With a passionately awakening start he grasped her hands and drew her close.
“All the time—you’ve been Oldring’s daughter?”
“Yes, of course all the time—always.”
“But Bess, you told me—you let me think—I made out you were—a—so—so ashamed.”
“It is my shame,” she said, with voice deep and full, and now the scarlet fired her cheek. “I told you—I’m nothing—nameless—just Bess, Oldring’s girl!”
“I know—I remember. But I never thought—” he went on, hurriedly, huskily. “That time—when you lay dying—you prayed—you—somehow I got the idea you were bad.”
“Bad?” she asked, with a little laugh.
She looked up with a faint smile of bewilderment and the absolute unconsciousness of a child.
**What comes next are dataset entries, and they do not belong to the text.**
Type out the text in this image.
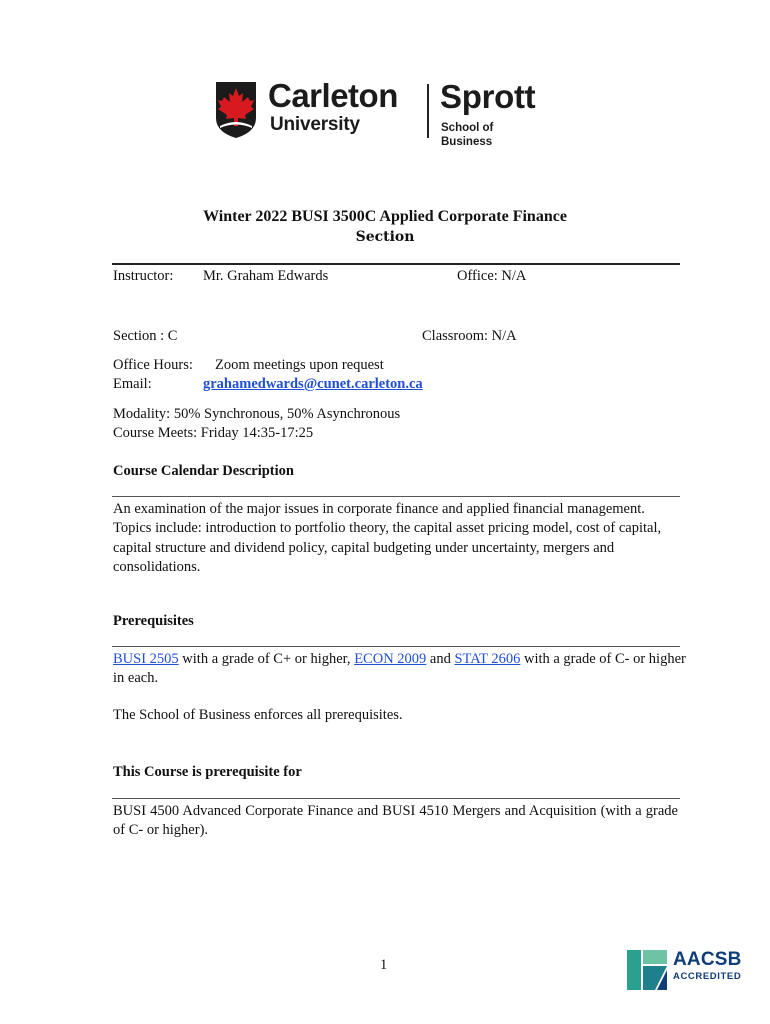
Carleton
University
Sprott
School of Business
Winter 2022 BUSI 3500C Applied Corporate Finance
Section
Instructor: Mr. Graham Edwards	Office: N/A
Section : C	Classroom: N/A
Office Hours: Zoom meetings upon request
Email:	grahamedwards@cunet.carleton.ca
Modality: 50% Synchronous, 50% Asynchronous
Course Meets: Friday 14:35-17:25
Course Calendar Description
An examination of the major issues in corporate finance and applied financial management.
Topics include: introduction to portfolio theory, the capital asset pricing model, cost of capital,
capital structure and dividend policy, capital budgeting under uncertainty, mergers and
consolidations.
Prerequisites
BUSI 2505 with a grade of C+ or higher, ECON 2009 and STAT 2606 with a grade of C- or higher
in each.
The School of Business enforces all prerequisites.
This Course is prerequisite for
BUSI 4500 Advanced Corporate Finance and BUSI 4510 Mergers and Acquisition (with a grade of C- or higher).
1	AACSB
ACCREDITED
Venters gasped in the gathering might of the truth. She did not understand his meaning.
“Bess! Bess!” He clasped her in his arms, hiding her eyes against his breast. She must not see his face in that moment. And he held her while he looked out across the valley. In his dim and blinded sight, in the blur of golden light and moving mist, he saw Oldring. She was the rustler’s nameless daughter. Oldring had loved her. He had so guarded her, so kept her from women and men and knowledge of life that her mind was as a child’s. That was part of the secret—part of the mystery. That was the wonderful truth. Not only was she not bad, but good, pure, innocent above all innocence in the world—the innocence of lonely girlhood.
He saw Oldring’s magnificent eyes, inquisitive, searching, softening. He saw them flare in amaze, in gladness, with love, then suddenly strain in terrible effort of will. He heard Oldring whisper and saw him sway like a log and fall. Then a million bellowing, thundering voices—gunshots of conscience, thunderbolts of remorse—dinned horribly in his ears. He had killed Bess’s father. Then a rushing wind filled his ears like a moan of wind in the cliffs, a knell indeed—Oldring’s knell.